Monday, January 30, 2017

Infinite Spirit Revisiting Music of the Mwandishi Band

Infinite Spirit
Revisiting Music of the Mwandishi Band
FMR Records

Pianist Bob Gluck authored "You’ll Know When You Get There: Herbie Hancock and the Mwandishi Band” (University of Chicago Press, 2012), and in the course of writing the book had conversations with the members of this legendary band. This was inspiration for Infinite Spirit, a quartet that includes Gluck on piano and electronics, Christopher Dean Sullivan on bass, and members of the Mwandishi Band, Eddie Henderson on trumpet and Billy Hart on drums on three songs from that band, one number that is interlaced with a Gluck original and an original from Sullivan.

There have been a number of recent recordings that have reexamined similar music of this period in an acoustic manner. This release is partly (and most successfully) in that manner. Hancock played an electronic piano (Fender Rhodes) on some of the originals from this period, while Gluck adds to this an array of electronic sounds. It is a combination that to my mind is not completely successful. I mean listening to the wonderful development of Hancock's motif's on "Sleeping Giant" from Gluck on piano along with the haunting playing of Henderson as well as Hart's superb drumming (and Sullivan is a rock on bass) gets mesmerizing until about three/fourths of the way through one is assaulted with electronic effects that overwhelm the listener. Much better is the poignant performance of "You'll Know When You Get There," as well as "Quasar" in which there are sound effects layered among the performance, but do not overwhelm Henderson's marvelous playing over the ostinato bass, Gluck's chords and Hart's shifting groove.
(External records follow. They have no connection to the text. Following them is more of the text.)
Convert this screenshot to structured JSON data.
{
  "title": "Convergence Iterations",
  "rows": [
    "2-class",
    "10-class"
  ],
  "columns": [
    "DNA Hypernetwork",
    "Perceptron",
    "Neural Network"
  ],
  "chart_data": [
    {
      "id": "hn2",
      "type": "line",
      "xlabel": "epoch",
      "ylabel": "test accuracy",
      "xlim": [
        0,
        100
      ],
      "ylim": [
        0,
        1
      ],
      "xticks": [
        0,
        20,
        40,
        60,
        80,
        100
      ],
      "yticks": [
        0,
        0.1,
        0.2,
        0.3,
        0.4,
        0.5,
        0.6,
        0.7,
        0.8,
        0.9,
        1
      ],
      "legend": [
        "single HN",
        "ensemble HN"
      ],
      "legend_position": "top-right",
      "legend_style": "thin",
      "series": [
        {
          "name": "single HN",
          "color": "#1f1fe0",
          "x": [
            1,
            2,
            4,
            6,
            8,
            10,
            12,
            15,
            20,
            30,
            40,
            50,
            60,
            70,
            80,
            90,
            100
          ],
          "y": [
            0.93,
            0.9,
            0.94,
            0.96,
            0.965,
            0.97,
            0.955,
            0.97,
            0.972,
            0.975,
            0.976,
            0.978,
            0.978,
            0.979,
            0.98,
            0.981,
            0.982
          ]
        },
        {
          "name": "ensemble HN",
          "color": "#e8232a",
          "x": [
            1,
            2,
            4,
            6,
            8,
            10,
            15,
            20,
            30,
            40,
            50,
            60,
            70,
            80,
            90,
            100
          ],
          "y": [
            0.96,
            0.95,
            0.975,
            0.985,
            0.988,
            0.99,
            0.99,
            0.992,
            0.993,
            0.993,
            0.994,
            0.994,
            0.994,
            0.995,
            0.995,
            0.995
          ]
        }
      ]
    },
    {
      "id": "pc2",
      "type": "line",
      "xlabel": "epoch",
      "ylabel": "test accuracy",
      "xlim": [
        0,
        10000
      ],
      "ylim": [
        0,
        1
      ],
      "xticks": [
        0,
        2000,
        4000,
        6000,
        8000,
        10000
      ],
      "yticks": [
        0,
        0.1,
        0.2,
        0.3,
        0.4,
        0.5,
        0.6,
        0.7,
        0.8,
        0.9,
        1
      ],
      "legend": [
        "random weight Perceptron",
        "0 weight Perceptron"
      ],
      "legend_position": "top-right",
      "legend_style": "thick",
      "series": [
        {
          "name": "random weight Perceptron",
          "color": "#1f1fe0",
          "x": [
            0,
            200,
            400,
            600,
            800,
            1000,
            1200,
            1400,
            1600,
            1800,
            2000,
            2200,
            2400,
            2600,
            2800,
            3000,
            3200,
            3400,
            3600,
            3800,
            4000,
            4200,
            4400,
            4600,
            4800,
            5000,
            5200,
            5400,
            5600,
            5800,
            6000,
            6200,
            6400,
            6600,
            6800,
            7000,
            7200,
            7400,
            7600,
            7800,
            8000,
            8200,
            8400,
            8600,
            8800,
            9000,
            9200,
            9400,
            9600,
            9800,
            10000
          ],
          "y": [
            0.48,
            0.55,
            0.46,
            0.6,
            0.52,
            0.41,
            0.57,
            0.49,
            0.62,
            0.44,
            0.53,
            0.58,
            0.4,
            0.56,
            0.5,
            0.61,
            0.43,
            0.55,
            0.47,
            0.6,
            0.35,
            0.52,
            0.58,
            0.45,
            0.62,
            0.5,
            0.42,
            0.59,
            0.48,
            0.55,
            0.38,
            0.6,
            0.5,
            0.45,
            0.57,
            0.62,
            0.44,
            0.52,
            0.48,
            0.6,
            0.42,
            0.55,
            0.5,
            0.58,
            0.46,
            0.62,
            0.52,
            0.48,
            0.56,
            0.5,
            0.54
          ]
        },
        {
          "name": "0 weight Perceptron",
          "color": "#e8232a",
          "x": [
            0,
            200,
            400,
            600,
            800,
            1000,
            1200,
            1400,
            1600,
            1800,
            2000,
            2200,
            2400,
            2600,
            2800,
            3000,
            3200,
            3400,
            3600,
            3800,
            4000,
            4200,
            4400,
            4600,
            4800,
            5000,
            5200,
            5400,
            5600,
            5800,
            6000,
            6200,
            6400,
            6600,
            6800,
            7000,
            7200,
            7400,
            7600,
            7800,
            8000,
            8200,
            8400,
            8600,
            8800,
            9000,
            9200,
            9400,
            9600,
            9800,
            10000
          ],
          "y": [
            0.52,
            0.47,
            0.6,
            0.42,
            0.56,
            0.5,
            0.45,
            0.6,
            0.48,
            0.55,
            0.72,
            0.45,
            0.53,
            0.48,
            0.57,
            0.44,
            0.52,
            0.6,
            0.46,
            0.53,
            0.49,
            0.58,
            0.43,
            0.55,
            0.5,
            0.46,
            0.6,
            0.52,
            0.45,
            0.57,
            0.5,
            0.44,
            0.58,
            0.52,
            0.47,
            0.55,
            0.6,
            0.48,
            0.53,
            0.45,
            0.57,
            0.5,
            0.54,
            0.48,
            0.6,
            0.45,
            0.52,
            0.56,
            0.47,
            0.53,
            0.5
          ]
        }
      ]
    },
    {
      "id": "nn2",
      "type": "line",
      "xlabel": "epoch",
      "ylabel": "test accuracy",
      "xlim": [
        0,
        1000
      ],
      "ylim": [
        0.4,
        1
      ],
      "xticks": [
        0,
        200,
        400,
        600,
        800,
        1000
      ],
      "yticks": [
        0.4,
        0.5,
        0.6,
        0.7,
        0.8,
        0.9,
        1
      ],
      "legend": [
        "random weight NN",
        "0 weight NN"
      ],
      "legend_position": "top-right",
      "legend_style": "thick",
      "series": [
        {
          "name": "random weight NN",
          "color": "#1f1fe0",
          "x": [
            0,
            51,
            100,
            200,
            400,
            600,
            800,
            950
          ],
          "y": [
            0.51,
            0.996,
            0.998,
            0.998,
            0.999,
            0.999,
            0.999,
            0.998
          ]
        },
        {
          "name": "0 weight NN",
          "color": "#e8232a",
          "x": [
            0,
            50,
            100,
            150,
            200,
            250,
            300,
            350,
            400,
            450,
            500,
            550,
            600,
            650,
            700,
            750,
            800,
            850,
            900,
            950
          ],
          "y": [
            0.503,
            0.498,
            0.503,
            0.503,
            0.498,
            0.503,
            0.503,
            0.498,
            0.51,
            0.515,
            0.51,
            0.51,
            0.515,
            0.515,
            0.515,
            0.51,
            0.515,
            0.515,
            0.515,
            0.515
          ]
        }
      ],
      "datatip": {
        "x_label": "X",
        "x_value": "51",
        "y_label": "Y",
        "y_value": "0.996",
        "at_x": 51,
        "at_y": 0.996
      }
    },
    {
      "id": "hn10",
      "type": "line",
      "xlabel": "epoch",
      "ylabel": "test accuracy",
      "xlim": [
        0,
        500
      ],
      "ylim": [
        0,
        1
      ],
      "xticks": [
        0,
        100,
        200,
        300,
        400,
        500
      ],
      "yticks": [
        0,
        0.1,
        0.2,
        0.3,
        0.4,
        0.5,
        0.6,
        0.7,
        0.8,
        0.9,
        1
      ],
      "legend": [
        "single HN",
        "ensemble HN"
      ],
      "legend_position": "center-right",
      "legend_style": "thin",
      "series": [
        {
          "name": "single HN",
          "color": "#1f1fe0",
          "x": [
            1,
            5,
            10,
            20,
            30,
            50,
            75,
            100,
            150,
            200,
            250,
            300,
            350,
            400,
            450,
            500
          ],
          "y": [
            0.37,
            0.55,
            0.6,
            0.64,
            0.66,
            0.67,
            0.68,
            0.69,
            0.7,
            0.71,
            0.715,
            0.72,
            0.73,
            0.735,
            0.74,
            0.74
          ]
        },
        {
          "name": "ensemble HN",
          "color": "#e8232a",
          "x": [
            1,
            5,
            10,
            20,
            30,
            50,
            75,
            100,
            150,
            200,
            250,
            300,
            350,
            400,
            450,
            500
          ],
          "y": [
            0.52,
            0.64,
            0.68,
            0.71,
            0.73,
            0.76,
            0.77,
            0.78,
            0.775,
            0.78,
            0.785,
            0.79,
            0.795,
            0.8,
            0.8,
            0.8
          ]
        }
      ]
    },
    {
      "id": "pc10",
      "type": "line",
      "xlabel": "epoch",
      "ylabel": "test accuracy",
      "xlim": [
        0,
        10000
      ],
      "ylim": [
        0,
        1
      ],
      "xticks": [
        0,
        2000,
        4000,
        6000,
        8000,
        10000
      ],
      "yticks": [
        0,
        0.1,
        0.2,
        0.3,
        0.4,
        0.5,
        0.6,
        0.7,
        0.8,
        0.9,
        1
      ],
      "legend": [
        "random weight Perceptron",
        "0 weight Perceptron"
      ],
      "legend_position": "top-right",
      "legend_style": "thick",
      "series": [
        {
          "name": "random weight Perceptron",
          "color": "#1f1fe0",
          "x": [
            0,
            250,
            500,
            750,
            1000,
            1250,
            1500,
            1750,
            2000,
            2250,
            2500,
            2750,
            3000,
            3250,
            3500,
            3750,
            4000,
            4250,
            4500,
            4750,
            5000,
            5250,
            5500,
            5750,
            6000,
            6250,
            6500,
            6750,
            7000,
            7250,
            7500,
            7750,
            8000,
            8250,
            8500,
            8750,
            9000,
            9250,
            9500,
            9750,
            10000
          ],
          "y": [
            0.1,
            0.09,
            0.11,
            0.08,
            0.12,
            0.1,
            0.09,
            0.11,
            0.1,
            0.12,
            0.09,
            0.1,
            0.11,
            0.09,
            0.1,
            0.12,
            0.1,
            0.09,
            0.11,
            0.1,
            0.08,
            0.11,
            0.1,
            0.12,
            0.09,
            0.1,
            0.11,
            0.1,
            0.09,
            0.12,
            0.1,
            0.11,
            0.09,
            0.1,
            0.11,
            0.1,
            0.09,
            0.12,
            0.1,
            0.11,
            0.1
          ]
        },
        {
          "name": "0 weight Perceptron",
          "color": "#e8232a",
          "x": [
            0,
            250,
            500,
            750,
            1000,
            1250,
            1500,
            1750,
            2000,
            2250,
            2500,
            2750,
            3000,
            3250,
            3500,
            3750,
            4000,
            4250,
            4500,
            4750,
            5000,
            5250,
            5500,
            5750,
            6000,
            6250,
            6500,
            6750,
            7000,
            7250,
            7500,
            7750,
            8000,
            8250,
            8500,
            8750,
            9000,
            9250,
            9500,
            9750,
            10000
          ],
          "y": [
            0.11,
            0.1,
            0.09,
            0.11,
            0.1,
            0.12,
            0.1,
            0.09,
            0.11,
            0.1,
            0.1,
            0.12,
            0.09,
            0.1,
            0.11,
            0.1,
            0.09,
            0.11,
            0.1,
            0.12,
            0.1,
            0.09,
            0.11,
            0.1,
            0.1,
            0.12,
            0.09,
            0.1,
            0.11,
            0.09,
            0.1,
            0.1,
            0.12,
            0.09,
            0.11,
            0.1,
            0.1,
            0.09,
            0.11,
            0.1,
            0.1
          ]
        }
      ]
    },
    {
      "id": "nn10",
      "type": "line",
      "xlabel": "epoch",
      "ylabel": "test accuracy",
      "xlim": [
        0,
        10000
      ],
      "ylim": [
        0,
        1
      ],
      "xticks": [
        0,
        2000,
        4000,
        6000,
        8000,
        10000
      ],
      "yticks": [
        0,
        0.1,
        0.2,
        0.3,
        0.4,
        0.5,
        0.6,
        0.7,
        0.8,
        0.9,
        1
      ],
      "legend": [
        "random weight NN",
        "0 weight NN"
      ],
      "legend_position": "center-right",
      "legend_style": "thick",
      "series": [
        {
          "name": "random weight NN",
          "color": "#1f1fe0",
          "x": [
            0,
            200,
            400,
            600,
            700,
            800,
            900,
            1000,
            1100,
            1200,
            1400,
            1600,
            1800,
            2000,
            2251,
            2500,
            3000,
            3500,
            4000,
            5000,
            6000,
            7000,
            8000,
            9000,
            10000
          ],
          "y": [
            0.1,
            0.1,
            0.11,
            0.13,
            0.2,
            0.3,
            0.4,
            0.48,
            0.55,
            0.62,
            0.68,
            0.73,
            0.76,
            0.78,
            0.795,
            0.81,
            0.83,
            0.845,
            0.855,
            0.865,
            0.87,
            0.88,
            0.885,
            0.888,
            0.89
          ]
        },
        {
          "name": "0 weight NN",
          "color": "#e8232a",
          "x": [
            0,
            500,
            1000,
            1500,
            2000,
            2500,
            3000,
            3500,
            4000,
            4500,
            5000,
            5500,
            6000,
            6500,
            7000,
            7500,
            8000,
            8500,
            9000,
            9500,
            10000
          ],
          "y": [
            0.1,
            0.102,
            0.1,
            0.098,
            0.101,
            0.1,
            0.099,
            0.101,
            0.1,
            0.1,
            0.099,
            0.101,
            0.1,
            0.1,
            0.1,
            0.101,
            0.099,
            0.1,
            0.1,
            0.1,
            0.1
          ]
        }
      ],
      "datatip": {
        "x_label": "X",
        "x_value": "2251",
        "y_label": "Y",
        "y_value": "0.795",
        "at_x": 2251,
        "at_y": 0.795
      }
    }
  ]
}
The electronics sound more integrated into the opening of "Spirits Unleashed," another display of Henderson's ability to paint a mood, and then some musical fireworks between him and Gluck with the electronic effects at the end again not overwhelming the musicians. And while the original "Water Torture" employed electronics, it was employed more successfully on the original where it was employed like an instrument and not simply sonic effects.

An intriguing recording but the electronics at times is a distraction and even unlistenable, particularly on the first of the five tracks. This is unfortunate because there is much here that is compelling.